My palette support board
I use a lightweight board attached to the tripod to place my water containers, brushes and sometimes my palette while I am working. It is a convenience that is very hard to live without. My board is made from 1/2 inch Gatorboard, a very strong foam core board that stands up to abuse, 1/4 ply would do as well.
The cutouts fit my tripod and and allow the board to rest on the tripod clamps with the centre post of the tripod adjusted to hold the board in a horizontal position, you can put holes in the board to hold brushes and I have also put velcro tabs on to hold my water containers in place when the wind is blowing.
I use good quality tube paints, I used M Graham brand for many years,I really liked the colours and the strength of the pigments it is very easy to get big juicy washes with it.
Unfortunately the moistness that allows this made the Graham colousrs less than suitable for plein air work here in Bermuda where the pigments would migrate in my closed palette box which I usually carry on its side in my bag. Some of the colours Cobalt tourquoise in particular simply will not dry in large masses in Bermuda’s moist environment.
I have since switched to mostly Daniel Smiths colours, I was using their Quinacridones anyway, they seem to make the only real Quinacridone Gold among all the manufacturers, they must have bought a ton of it before the Pigment Manufacturers stopped producing it.
The Daniel Smith colours and the Winsor & Newton pigments will dry and not migrate in a palette box.
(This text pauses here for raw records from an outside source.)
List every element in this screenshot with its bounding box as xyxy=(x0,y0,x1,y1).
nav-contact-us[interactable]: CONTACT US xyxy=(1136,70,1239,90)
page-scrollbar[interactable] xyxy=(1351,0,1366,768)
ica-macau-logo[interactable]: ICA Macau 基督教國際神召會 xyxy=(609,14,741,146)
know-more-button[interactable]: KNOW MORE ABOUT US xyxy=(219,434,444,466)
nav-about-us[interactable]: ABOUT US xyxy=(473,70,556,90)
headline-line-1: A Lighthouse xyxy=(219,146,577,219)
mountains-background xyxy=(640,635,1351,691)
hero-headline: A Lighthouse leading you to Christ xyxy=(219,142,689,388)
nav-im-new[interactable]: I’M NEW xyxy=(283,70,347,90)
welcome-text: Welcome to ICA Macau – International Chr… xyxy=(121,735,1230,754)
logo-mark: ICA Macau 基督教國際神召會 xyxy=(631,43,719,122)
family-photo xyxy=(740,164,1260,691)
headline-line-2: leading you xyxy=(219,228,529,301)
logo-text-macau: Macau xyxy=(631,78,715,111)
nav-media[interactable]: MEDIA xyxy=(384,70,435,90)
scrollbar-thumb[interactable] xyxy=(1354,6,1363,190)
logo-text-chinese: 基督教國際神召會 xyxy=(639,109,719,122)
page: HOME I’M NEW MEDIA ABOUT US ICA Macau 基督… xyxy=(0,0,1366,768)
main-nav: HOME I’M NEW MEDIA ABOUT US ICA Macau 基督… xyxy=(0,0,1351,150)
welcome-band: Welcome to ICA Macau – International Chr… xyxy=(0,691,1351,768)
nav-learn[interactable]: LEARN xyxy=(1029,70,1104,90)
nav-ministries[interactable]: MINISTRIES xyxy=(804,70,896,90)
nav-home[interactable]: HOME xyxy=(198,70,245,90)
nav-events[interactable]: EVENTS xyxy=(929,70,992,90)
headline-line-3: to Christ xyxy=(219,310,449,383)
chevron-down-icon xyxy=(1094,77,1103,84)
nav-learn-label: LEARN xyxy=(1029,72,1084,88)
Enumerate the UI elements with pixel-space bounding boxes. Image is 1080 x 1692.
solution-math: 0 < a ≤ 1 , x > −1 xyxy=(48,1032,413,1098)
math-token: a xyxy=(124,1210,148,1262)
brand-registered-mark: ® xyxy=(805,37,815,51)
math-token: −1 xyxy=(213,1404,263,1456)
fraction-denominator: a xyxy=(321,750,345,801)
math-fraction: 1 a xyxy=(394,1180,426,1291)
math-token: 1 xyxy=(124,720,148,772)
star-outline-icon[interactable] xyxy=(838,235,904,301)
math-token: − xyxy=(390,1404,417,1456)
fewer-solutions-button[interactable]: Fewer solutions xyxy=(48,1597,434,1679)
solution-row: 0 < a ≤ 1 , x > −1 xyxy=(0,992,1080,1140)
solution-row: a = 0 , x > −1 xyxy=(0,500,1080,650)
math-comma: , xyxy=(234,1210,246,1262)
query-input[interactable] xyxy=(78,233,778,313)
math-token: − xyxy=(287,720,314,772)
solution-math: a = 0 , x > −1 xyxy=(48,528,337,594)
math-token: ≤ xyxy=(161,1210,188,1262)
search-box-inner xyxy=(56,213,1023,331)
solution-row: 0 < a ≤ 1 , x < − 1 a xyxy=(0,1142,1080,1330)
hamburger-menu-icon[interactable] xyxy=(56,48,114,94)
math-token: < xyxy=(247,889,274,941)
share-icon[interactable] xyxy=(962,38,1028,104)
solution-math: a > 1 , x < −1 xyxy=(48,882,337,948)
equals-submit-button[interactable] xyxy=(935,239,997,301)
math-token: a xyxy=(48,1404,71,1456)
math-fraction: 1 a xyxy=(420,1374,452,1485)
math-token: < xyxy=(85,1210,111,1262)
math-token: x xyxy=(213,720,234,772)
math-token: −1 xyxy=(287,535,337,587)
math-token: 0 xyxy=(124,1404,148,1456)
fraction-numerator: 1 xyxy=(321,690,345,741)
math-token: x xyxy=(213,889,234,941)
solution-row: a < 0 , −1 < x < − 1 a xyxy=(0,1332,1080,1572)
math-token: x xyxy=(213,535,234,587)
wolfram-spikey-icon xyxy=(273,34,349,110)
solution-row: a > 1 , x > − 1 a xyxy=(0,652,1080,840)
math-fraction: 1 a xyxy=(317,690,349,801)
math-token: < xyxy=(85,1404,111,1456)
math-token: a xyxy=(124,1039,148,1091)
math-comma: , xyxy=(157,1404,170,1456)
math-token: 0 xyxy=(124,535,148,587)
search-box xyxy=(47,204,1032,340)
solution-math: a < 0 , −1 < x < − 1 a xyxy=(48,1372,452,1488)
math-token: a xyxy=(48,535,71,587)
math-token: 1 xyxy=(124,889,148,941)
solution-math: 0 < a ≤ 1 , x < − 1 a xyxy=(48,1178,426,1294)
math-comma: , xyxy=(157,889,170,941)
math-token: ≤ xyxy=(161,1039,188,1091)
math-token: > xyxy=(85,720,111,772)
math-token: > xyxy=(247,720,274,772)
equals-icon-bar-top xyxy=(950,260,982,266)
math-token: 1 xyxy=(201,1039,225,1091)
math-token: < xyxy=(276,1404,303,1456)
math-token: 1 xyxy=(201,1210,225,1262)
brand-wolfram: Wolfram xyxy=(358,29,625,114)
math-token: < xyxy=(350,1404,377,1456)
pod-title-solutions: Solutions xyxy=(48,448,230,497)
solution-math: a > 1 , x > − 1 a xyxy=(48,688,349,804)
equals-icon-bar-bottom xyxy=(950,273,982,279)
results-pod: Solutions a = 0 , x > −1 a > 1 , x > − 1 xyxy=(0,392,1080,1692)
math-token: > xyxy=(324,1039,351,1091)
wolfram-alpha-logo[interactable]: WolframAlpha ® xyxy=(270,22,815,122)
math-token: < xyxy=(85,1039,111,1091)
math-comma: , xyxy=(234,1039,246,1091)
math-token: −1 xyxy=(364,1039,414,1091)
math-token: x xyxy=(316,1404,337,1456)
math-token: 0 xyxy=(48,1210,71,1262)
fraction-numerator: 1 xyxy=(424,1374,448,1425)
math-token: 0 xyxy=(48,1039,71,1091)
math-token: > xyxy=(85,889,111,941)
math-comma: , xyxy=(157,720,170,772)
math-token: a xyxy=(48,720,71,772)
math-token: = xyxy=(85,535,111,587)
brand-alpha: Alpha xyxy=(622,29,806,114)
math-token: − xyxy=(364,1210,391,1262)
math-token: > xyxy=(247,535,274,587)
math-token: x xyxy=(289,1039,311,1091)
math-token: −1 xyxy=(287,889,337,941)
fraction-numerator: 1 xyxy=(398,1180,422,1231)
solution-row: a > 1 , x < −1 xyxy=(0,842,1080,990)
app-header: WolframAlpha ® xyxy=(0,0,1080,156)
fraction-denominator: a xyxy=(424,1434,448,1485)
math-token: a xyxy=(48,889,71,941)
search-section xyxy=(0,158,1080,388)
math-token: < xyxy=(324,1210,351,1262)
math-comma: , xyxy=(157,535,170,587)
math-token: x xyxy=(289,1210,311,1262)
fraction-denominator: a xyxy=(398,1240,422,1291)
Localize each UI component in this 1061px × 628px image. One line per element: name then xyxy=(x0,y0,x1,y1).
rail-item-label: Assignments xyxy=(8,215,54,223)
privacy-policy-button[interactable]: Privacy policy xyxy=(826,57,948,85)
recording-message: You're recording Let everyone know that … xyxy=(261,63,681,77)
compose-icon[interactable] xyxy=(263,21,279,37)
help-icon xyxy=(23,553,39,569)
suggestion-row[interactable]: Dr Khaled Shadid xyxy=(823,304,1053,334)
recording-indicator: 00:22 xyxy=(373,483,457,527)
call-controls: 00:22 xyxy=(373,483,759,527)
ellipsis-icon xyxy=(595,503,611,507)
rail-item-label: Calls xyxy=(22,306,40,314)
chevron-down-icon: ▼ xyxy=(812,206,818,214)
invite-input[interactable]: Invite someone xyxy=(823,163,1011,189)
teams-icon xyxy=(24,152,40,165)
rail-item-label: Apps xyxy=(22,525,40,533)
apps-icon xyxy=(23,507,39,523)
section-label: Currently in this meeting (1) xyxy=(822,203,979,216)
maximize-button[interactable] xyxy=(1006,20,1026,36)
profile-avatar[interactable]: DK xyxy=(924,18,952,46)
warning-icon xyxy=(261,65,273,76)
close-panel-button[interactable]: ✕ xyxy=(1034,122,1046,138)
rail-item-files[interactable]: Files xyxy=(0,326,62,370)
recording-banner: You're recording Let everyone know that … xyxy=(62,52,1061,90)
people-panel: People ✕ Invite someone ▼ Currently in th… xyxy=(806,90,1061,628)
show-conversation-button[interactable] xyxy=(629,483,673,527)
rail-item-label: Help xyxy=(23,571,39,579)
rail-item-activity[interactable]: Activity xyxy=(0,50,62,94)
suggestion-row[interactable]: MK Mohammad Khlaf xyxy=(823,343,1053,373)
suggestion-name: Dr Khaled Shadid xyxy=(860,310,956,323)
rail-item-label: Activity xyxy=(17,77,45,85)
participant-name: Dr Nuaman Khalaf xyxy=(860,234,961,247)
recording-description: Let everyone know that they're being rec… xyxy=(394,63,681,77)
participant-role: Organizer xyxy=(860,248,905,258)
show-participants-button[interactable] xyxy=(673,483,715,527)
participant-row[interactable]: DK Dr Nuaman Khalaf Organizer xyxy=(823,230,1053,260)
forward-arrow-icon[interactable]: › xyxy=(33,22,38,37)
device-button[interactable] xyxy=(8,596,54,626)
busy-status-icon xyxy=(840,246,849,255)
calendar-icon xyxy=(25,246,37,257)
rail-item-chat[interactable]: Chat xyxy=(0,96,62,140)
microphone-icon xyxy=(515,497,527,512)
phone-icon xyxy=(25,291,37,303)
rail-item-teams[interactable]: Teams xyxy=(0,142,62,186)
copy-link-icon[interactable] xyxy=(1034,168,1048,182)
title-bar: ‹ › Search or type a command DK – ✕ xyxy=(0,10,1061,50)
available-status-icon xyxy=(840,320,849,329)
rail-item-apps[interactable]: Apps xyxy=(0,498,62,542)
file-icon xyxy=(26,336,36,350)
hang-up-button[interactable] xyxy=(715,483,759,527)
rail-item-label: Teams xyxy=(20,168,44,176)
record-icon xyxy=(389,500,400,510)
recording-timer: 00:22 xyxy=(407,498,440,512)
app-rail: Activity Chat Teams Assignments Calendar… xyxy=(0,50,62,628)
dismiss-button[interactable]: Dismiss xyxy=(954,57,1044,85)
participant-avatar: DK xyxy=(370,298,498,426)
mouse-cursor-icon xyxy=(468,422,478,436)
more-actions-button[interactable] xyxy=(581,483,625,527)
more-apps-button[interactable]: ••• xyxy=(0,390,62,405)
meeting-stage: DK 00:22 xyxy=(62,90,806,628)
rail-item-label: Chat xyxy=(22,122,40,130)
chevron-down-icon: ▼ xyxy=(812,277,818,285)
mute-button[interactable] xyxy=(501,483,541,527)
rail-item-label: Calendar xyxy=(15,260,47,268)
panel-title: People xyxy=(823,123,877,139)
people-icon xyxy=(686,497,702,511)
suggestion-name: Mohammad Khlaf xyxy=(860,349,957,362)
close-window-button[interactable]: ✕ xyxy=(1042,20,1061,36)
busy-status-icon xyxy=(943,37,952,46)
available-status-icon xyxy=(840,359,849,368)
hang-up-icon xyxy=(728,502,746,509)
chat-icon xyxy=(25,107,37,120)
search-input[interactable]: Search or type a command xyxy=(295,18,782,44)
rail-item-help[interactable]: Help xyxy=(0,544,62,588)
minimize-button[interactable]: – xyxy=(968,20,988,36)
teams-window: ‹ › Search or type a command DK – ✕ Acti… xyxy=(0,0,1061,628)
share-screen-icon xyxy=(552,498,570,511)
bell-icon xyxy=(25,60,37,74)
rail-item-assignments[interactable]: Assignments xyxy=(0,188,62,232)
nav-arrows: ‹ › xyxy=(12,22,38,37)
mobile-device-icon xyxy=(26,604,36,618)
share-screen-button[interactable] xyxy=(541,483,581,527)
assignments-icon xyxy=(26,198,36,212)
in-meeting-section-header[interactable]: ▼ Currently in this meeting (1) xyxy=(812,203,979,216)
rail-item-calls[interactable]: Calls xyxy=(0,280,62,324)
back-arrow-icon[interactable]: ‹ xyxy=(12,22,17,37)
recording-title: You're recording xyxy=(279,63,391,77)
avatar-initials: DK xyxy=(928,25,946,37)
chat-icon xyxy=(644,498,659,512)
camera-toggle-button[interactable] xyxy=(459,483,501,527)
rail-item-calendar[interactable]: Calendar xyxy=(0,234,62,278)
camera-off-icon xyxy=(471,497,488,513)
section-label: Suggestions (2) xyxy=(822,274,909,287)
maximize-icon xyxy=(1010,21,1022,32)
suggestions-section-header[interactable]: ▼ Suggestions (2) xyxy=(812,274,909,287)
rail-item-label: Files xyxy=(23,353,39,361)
I just have to do a little more work getting them moist before I start painting.
My overall palette changes over time as I get interested in different effects. However I do have a core set of colours which I always use and which are always arranged in the same sequence on my pallette so I don’t have to search for a colour when I am busy putting down a wash.
Basically I have a warm and cool variation of each of the primaries.
Cadmium Yellow Medium
Quinacridone Burnt Orange
A long list but my most used colours are Ultramarine Blue, Quinacridone Burnt Orange and Cobalt Teal which I find very very useful for Bermuda water.